- Simunye
- Coordinates: 26°12′32″S 31°55′08″E﻿ / ﻿26.20889°S 31.91889°E
- Country: Eswatini
- District: Lubombo

= Simunye =

Simunye is a sugar mill town on the lowveld in eastern Eswatini. Almost all of the residents of the town work for the Royal Eswatini Sugar Corporation's sugar mill located nearby.

== Location ==
The town is located about 30 km south of the border crossing to South Africa (the border crossing is known as Bordergate on the Eswatini side and Mananga on the South African side) and about 20 km from the border crossing to Mozambique (known as Lomahashaon the Eswatini side and Namaacha on the Mozambique side).

== Geography ==
It lies slightly west of the Lubombo Mountains, about 55 km north-east of Siteki.
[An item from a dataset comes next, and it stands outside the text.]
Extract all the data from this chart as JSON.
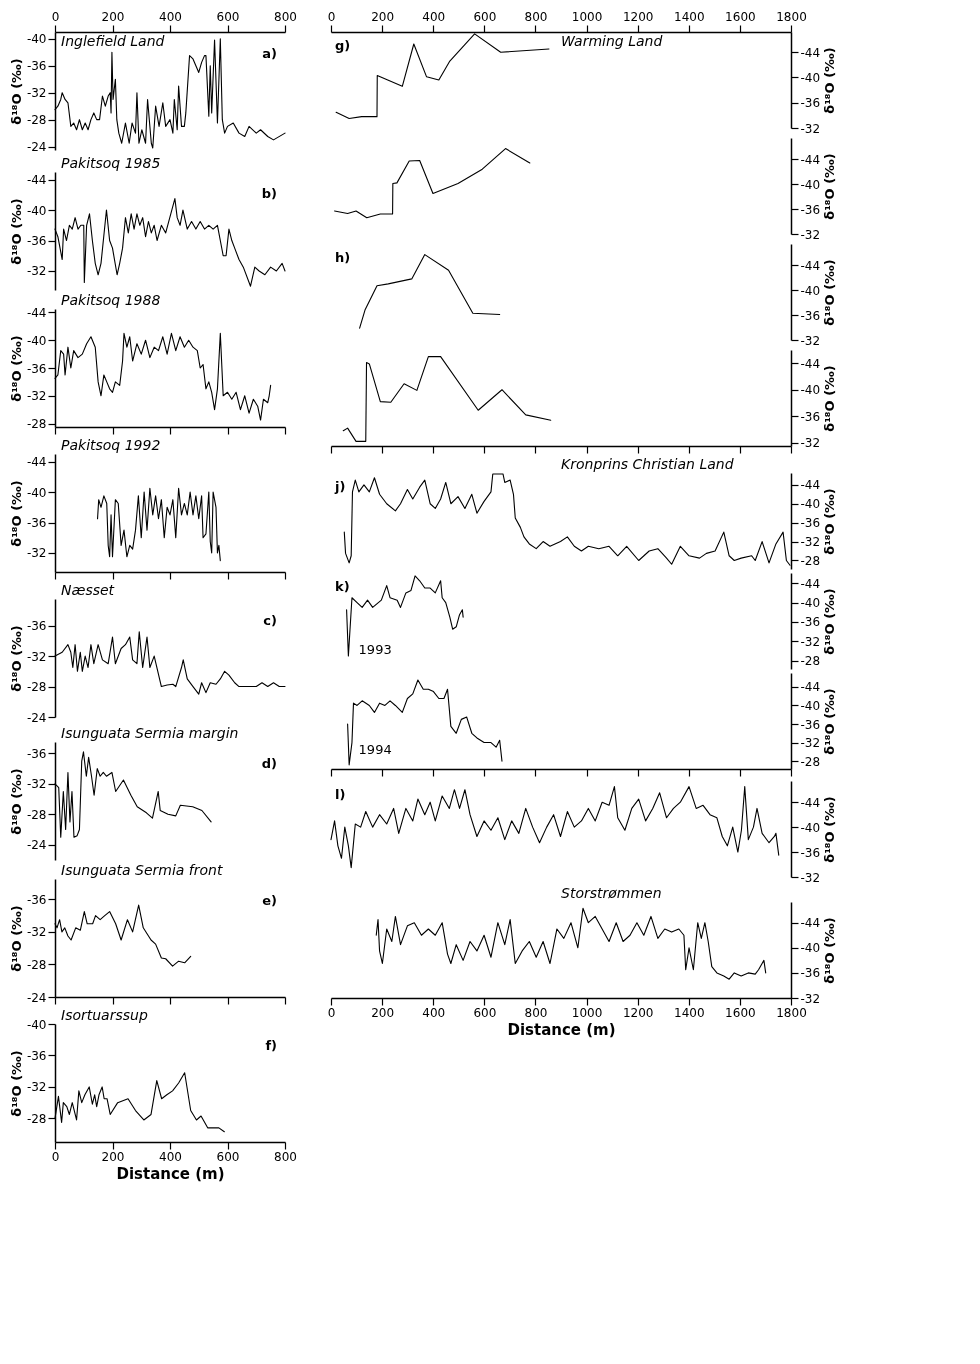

The town is geographically only about 22 km north-west of Mhlumeni on the eastern border, but because of the mountain range it is probably faster 100 km by road detouring southwards through Siteki.

==Sport==
The town is home to the Royal Leopards F.C. RSSC United FC is a football club that was the result of the merger between Mhlume United and Simunye FC.

==Schools==
The town which is an RESC Estate town, has a number of schools and pre-schools. Thembelisha Preparatory School is the only private Primary school. There are two Government-aided primary schools, Ngomane primary school and Lusoti Primary school. Likewise, there are two High Schools, Ngomane High School and Lusoti High School. The Lusoti schools are right within the village, whilst the Ngomane schools are 23 km away.